What Is Yoga for Scoliosis?

Yoga for scoliosis is a gentle form of yoga that strengthens and stretches the muscles of the back and spine to help improve posture, reduce pain, and improve mobility.  

Scoliosis is both a physical and mental challenge; yoga is both a physical and mental practice. By practicing yoga postures (asanas) and increasing awareness of your breath, you can begin to redevelop some body symmetry, which can reduce pain, increase self-awareness, and empower you to accept your true present self.

By taking on a yoga for scoliosis practice you are investing in yourself and taking an active role in your healing journey—both mentally and physically.

Elise Browning Miller says it best:
“Yoga for Scoliosis is a practice that is empowering both physically and mentally for those who live every day with the effects of spinal curvature. By gaining experience through a daily practice, skills in self-reflection, and awareness of patterns that have developed from imbalances, each person becomes his or her own healer” (Yoga for Scoliosis: A Path for Students and Teachers).

Browning Miller sets out six key components of yoga for scoliosis in her book:

1.      Developing breath awareness

2.      Lengthening the spine

3.      Strengthening

4.      De-rotating

5.      Realigning the posture

6.      Defying gravity and centering the spine

Though all of these components are important, and her book is THE RESOURCE, for a yoga for scoliosis practice, I will boil down the types of yoga postures you will be doing.

The main premise is to lengthen your concave side (a right thoracic curve student’s concave side is the left) and strengthen the convex side (a right thoracic curve student’s convex side is the left).

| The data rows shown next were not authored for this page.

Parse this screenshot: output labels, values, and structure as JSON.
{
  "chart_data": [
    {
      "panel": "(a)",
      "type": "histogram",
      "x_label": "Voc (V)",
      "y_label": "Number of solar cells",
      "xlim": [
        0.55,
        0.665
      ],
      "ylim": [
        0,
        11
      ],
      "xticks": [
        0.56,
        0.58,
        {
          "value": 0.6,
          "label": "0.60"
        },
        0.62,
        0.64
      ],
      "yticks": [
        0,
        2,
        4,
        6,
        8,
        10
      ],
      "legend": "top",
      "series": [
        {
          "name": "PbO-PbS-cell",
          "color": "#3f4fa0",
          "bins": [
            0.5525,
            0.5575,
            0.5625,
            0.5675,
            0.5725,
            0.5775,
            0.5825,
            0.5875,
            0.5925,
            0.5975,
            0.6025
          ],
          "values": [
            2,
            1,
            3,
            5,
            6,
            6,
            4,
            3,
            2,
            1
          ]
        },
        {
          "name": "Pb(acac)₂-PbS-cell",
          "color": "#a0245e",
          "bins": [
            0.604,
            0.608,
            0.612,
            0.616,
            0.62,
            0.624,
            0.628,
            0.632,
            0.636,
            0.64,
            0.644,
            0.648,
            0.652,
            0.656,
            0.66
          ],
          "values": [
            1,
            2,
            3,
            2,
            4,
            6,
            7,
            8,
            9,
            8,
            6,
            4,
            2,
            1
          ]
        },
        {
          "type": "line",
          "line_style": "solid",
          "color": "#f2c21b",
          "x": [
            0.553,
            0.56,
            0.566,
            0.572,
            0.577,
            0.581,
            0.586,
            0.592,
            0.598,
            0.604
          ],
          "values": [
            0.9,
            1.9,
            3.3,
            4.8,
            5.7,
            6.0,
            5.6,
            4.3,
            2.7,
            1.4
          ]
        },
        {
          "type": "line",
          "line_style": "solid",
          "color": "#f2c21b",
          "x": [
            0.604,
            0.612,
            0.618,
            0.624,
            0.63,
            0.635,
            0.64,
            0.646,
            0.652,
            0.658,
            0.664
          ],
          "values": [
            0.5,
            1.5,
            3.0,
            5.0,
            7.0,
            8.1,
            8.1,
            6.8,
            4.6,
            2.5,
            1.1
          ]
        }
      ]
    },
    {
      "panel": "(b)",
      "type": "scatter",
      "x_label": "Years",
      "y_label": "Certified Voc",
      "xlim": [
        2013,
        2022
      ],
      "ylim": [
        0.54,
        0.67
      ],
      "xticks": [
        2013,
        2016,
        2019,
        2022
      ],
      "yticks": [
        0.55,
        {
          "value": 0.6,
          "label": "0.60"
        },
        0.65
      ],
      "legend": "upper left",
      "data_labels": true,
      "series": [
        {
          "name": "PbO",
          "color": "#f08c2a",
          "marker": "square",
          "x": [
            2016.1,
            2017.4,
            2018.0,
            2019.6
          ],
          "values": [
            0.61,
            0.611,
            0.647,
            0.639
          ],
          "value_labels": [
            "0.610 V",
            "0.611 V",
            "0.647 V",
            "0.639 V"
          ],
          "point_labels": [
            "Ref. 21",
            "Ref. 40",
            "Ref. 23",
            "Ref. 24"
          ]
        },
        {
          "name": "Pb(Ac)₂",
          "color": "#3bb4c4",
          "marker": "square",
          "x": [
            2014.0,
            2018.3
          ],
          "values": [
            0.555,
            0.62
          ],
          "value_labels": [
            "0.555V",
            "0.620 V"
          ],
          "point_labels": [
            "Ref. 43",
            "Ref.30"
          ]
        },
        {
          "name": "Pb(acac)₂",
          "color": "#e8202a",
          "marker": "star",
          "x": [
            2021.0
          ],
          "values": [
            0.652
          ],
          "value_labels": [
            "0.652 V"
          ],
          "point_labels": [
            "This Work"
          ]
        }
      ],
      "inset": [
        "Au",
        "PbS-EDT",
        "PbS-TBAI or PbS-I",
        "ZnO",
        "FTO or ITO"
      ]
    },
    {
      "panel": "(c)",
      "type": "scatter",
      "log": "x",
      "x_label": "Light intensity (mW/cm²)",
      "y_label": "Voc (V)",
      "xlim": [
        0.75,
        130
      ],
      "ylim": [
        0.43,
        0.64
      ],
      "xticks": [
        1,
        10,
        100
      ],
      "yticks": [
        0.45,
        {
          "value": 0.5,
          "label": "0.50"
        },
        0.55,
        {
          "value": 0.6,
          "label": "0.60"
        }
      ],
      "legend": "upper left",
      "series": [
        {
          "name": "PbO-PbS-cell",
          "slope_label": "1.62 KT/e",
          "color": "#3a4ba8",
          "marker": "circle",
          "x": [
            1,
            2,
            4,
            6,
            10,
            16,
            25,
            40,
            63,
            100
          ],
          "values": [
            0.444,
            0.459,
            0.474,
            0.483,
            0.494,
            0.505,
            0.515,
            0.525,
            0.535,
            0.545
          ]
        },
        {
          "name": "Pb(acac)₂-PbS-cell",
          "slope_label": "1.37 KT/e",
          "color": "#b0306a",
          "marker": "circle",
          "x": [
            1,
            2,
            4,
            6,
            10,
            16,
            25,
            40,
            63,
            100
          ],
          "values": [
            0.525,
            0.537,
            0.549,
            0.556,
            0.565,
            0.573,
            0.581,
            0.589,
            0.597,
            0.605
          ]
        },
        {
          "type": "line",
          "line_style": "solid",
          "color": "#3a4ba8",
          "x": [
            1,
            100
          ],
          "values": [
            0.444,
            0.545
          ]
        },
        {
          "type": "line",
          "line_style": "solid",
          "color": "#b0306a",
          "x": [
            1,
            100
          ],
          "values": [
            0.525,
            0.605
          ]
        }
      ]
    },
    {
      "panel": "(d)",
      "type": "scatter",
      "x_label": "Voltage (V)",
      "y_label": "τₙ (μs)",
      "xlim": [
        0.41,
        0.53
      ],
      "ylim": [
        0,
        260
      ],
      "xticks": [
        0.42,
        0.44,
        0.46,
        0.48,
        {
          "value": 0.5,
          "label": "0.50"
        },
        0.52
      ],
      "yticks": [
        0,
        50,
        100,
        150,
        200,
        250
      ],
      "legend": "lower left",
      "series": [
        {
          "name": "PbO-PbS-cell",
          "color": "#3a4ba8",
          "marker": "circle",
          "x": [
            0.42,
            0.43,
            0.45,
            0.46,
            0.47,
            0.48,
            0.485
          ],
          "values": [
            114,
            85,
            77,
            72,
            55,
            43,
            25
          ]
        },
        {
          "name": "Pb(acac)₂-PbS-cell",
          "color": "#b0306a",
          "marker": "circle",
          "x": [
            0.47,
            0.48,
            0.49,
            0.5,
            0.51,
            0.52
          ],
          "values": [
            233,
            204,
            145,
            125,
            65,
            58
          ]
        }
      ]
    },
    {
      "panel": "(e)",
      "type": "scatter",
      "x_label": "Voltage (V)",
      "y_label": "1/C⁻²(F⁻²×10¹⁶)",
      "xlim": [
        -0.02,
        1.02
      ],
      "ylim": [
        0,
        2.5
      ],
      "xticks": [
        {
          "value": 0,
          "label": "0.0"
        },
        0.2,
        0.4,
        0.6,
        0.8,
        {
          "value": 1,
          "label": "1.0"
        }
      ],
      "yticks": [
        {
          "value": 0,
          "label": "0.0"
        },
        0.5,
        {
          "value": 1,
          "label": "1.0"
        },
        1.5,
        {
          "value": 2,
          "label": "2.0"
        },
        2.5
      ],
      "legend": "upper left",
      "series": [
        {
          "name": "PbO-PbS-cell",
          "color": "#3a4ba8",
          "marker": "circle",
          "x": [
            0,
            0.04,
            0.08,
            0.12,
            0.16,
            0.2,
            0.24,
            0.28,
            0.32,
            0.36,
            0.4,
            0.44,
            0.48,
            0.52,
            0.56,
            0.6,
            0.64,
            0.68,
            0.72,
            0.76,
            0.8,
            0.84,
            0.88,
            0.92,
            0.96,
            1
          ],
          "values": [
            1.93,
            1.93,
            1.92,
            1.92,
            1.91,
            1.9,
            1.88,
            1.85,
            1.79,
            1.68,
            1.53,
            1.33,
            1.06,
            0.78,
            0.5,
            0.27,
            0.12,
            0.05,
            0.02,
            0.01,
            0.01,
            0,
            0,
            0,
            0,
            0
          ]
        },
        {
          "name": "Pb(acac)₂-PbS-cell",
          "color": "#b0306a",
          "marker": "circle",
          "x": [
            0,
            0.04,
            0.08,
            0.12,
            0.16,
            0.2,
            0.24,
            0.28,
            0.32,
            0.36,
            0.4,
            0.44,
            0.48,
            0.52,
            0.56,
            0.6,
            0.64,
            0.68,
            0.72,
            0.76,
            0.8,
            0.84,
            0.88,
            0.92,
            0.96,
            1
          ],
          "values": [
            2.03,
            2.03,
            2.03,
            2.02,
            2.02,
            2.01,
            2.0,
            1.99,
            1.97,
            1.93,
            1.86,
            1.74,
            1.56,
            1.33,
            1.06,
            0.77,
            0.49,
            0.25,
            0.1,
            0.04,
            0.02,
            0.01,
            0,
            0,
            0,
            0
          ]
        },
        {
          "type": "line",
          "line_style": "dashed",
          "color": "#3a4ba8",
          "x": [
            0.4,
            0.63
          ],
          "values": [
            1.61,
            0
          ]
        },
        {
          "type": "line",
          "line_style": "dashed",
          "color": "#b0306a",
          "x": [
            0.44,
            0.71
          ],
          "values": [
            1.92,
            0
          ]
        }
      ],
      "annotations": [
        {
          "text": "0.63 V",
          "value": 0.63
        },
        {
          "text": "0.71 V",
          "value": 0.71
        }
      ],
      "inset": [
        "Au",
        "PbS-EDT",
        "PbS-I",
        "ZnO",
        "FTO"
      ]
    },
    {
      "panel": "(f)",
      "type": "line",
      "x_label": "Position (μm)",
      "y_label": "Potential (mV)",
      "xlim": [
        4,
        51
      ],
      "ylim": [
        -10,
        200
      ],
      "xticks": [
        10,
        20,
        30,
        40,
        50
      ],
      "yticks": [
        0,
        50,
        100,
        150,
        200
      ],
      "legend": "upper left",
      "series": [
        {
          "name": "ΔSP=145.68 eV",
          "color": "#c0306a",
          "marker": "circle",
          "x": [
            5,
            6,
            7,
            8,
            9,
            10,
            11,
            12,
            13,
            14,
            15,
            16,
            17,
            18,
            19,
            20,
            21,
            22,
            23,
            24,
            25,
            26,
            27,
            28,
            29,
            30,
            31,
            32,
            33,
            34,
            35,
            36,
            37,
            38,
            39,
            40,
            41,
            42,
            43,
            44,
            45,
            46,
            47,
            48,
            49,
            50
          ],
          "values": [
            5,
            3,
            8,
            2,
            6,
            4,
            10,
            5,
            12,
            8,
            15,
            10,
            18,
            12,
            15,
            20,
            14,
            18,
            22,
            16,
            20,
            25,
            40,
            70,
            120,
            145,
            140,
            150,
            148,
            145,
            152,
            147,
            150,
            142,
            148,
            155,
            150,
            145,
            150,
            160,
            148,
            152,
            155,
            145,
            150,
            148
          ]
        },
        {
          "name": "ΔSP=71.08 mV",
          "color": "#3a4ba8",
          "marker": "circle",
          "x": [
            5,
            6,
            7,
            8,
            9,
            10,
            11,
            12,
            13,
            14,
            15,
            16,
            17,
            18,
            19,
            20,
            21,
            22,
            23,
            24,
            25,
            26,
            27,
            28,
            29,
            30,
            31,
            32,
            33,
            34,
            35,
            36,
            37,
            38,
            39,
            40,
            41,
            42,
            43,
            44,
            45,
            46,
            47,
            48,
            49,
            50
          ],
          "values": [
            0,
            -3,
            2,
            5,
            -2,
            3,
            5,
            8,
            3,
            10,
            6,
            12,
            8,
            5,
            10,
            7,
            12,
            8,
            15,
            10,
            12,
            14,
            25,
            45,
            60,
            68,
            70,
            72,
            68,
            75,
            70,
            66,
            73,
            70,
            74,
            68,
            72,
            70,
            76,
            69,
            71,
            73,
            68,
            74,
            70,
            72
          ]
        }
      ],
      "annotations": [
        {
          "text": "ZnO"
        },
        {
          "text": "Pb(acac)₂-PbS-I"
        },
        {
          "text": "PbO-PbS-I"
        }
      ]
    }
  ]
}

However, there is much more to the practice than that. The issue comes when you have multiple or compensating curves and knowing whether lengthening or strengthening is needed where.

Here is an example.

You may visualize your concave side as collapsed and, in order to create space, you stretch that side. But because it is collapsed, it is also weak. And as you try to create space on the left side (using the right thoracic curve example) you feel a lot of tightness and discomfort along the right side of the spine. Why?

Though the convex side is stretched and longer, its muscles are likely tighter, and you will feel more sensation on that side.  

And what does all of this mean?

I may have lost you in the previous paragraphs. And that is part of the problem (or point?). No two bodies are alike. The reason why yoga for scoliosis works is because yoga is the modality to look into YOURSELF and YOUR BODY. You can use a teacher as a guide—and I do recommend that and a good physician—but the only way you can truly understand your scoliotic curves and bodily imbalances is through yoga.

So, what is yoga for scoliosis?

Learning self-awareness through yoga poses to learn to live with, and perhaps reduce, your curves.